Sprinkle with the nut mixture and repeat until you add all the phyllo and all the nuts, each time brushing phyllo with butter.
Top with the remaining phyllo sheets, brushing each phyllo with butter but do not butter the last one.
With a very sharp knife cut pastry but not all the way through beginning with a cross, making 4 squares.Each square, cut diagonally making an X and again cut into a cross shape. In each quarter you will get 8 pieces.
- Bake for 45 minutes, lower heat at150 degrees and bake for 20 more minutes.
When baklava is golden brown, remove from the oven and pour syrup spoon by spoon making sure that it has penetrated through all pieces.
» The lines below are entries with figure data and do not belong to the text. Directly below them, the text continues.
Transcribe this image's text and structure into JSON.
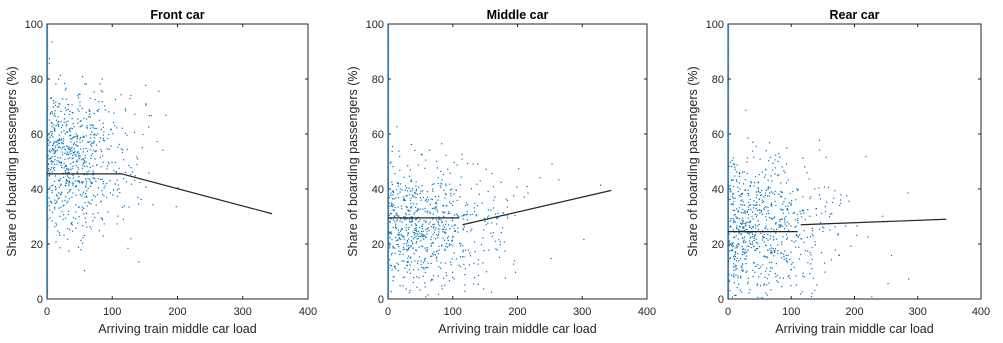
{
  "chart_data": [
    {
      "type": "scatter",
      "title": "Front car",
      "xlabel": "Arriving train middle car load",
      "ylabel": "Share of boarding passengers (%)",
      "xlim": [
        0,
        400
      ],
      "ylim": [
        0,
        100
      ],
      "xticks": [
        "0",
        "100",
        "200",
        "300",
        "400"
      ],
      "yticks": [
        "0",
        "20",
        "40",
        "60",
        "80",
        "100"
      ],
      "grid": false,
      "point_color": "#0072bd",
      "point_cloud": {
        "n": 750,
        "mean_y": 50,
        "sd_y": 14,
        "x_mode": 45,
        "x_max": 345
      },
      "fit_segments": [
        {
          "x": [
            0,
            115
          ],
          "y": [
            45.5,
            45.5
          ]
        },
        {
          "x": [
            115,
            345
          ],
          "y": [
            45.5,
            31
          ]
        }
      ]
    },
    {
      "type": "scatter",
      "title": "Middle car",
      "xlabel": "Arriving train middle car load",
      "ylabel": "Share of boarding passengers (%)",
      "xlim": [
        0,
        400
      ],
      "ylim": [
        0,
        100
      ],
      "xticks": [
        "0",
        "100",
        "200",
        "300",
        "400"
      ],
      "yticks": [
        "0",
        "20",
        "40",
        "60",
        "80",
        "100"
      ],
      "grid": false,
      "point_color": "#0072bd",
      "point_cloud": {
        "n": 750,
        "mean_y": 27,
        "sd_y": 11,
        "x_mode": 60,
        "x_max": 345
      },
      "fit_segments": [
        {
          "x": [
            0,
            110
          ],
          "y": [
            29.5,
            29.5
          ]
        },
        {
          "x": [
            115,
            345
          ],
          "y": [
            27,
            39.5
          ]
        }
      ]
    },
    {
      "type": "scatter",
      "title": "Rear car",
      "xlabel": "Arriving train middle car load",
      "ylabel": "Share of boarding passengers (%)",
      "xlim": [
        0,
        400
      ],
      "ylim": [
        0,
        100
      ],
      "xticks": [
        "0",
        "100",
        "200",
        "300",
        "400"
      ],
      "yticks": [
        "0",
        "20",
        "40",
        "60",
        "80",
        "100"
      ],
      "grid": false,
      "point_color": "#0072bd",
      "point_cloud": {
        "n": 750,
        "mean_y": 25,
        "sd_y": 13,
        "x_mode": 55,
        "x_max": 345
      },
      "fit_segments": [
        {
          "x": [
            0,
            110
          ],
          "y": [
            24.5,
            24.5
          ]
        },
        {
          "x": [
            115,
            345
          ],
          "y": [
            27,
            29
          ]
        }
      ]
    }
  ]
}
Allow to stand at room temperature until completely cooled and then cut it all the way through.
Do not store baklava in the refrigerator as the phyllo will loose its crunchiness and will become soggy.It’s better to leave it in the baking tin, if it’s stainless steel or remove to another vessel and cover with a napkin.
I am submitting this recipe to Aparna, of My Diverse Kitchen, who is hosting the event Think Spice, Think Nutmeg, in Greek Moschokarydo, which means the nut which smells wonderful, originally created by Sunita, of Sunita’s World.
The chocolate baklavas in the picture has been made using quince preserve and syrup and nuts and is included in my cookbook Mint, Cinnamon & Blossom Water, Flavours of Cyprus, Kopiaste!